上次在车上,我没话找话说地跟慕承和含含糊糊地讲了这个故事。他当时也没搭腔。我还以为他根本就没听。
这时慕承和的手机响了。
“嗯。”他接起来说,“我见你在忙就先走了。到家了,没事。”
“我上次去B市是半夜到的,一早就走了,所以没有去看姥爷。”
“我有分寸。”
他挂了电话,看了我一眼。
不是我要偷听他电话,是隔得这么近,不听也没办法。
“是我妈。”他说,“晚上我去见她了。”
“哦。”我本来是漫不经心地应了一声,之后倏地意识到这个称呼的重量,顿时后悔我下午怎么没及时偷着溜走。这下他妈妈来了,突然见她宝贝儿子和人“同居”着,也不知道会不会很惊悚。
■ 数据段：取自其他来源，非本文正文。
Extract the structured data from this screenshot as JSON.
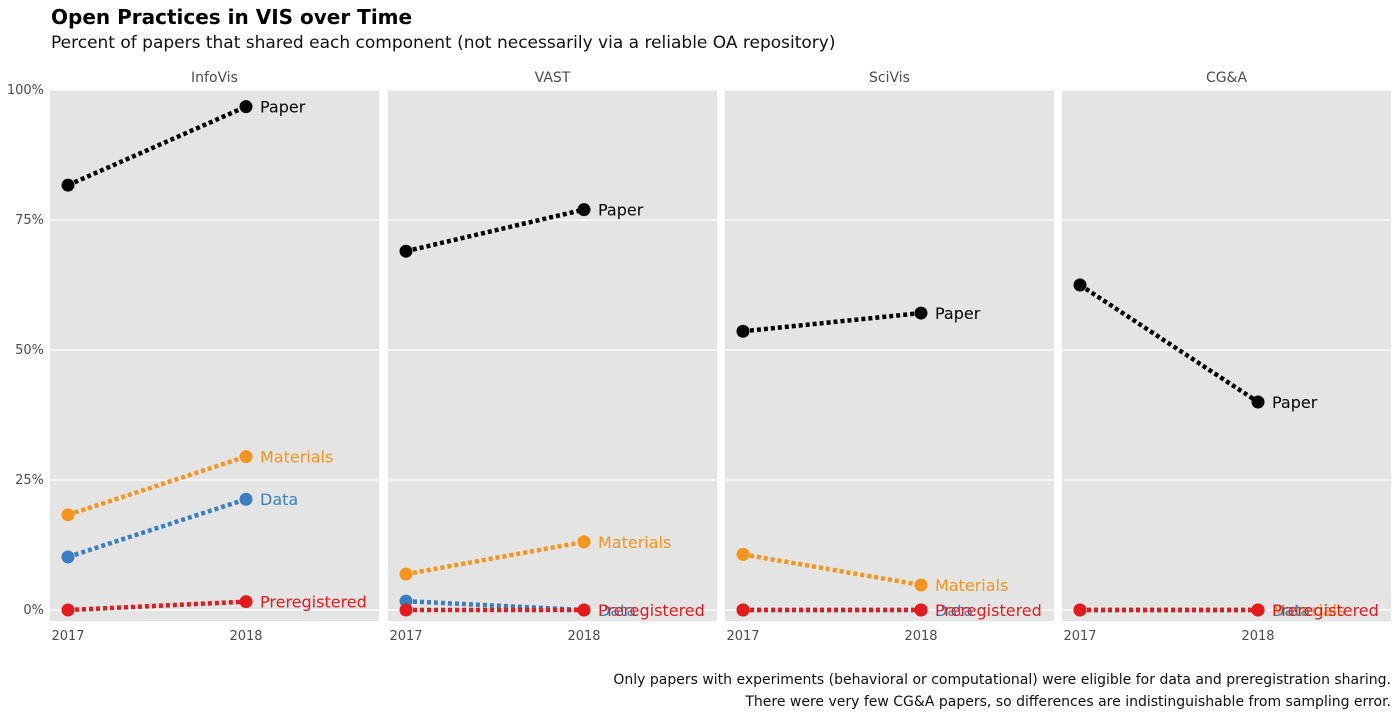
{
  "title": "Open Practices in VIS over Time",
  "subtitle": "Percent of papers that shared each component (not necessarily via a reliable OA repository)",
  "captions": [
    "Only papers with experiments (behavioral or computational) were eligible for data and preregistration sharing.",
    "There were very few CG&A papers, so differences are indistinguishable from sampling error."
  ],
  "chart_data": {
    "type": "line",
    "facets": [
      "InfoVis",
      "VAST",
      "SciVis",
      "CG&A"
    ],
    "x": [
      "2017",
      "2018"
    ],
    "y_ticks": [
      "0%",
      "25%",
      "50%",
      "75%",
      "100%"
    ],
    "ylim": [
      0,
      100
    ],
    "grid": true,
    "series_colors": {
      "Paper": "#000000",
      "Materials": "#F7941D",
      "Data": "#3A7EBF",
      "Preregistered": "#E41A1C"
    },
    "panels": [
      {
        "facet": "InfoVis",
        "series": [
          {
            "name": "Paper",
            "values": [
              81.7,
              96.8
            ]
          },
          {
            "name": "Materials",
            "values": [
              18.3,
              29.5
            ]
          },
          {
            "name": "Data",
            "values": [
              10.2,
              21.3
            ]
          },
          {
            "name": "Preregistered",
            "values": [
              0,
              1.6
            ]
          }
        ]
      },
      {
        "facet": "VAST",
        "series": [
          {
            "name": "Paper",
            "values": [
              69.0,
              77.0
            ]
          },
          {
            "name": "Materials",
            "values": [
              6.9,
              13.1
            ]
          },
          {
            "name": "Data",
            "values": [
              1.7,
              0
            ]
          },
          {
            "name": "Preregistered",
            "values": [
              0,
              0
            ]
          }
        ]
      },
      {
        "facet": "SciVis",
        "series": [
          {
            "name": "Paper",
            "values": [
              53.6,
              57.1
            ]
          },
          {
            "name": "Materials",
            "values": [
              10.7,
              4.8
            ]
          },
          {
            "name": "Data",
            "values": [
              0,
              0
            ]
          },
          {
            "name": "Preregistered",
            "values": [
              0,
              0
            ]
          }
        ]
      },
      {
        "facet": "CG&A",
        "series": [
          {
            "name": "Paper",
            "values": [
              62.5,
              40.0
            ]
          },
          {
            "name": "Materials",
            "values": [
              0,
              0
            ]
          },
          {
            "name": "Data",
            "values": [
              0,
              0
            ]
          },
          {
            "name": "Preregistered",
            "values": [
              0,
              0
            ]
          }
        ]
      }
    ]
  }
}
“她是来视察工作,只呆两天。她从来都不会来我这里。”慕承和解释。
他不解释还好,一这么说使我更加觉得,我俩真的在偷偷摸摸地同居了一样。我觉得尴尬,找了个借口去厨房倒水喝。
他洗了澡之后,我的身上也实在黏糊地难受,也找了衣服去洗澡。却不想,洗到一半,停电了。
我一下子陷入黑暗之中,窗外的雨哗哗地下,蓬蓬头的水也哗哗地流。
“薛桐?”慕承和敲了下厕所门。
“哎。”
“整个院子都停电了。也许等会儿就来了。”
“哦。”我急忙冲掉身上的泡泡。
“你别慌,慢慢洗,一时半会儿不会停水的。”他停了停,又说,“不害怕吧,我在这儿守着,有事情就叫我。”
“嗯。”
最后那句话,将我的心泡在了一盆甜腻的蜜水中,缓缓舒展开。
其实我不太怕黑,也不怎么怕打雷。即使是怕,也要强装着藐视的样子。但是当有一个值得依靠的人在此静静地呵护自己的时候,却觉得,孱弱胆小居然是一件如此惬意的事情。
心,又开始贪婪了。
“你……”我犹豫着说,“你不要走开啊。”
“好,我不走。”似乎话语里都含着笑。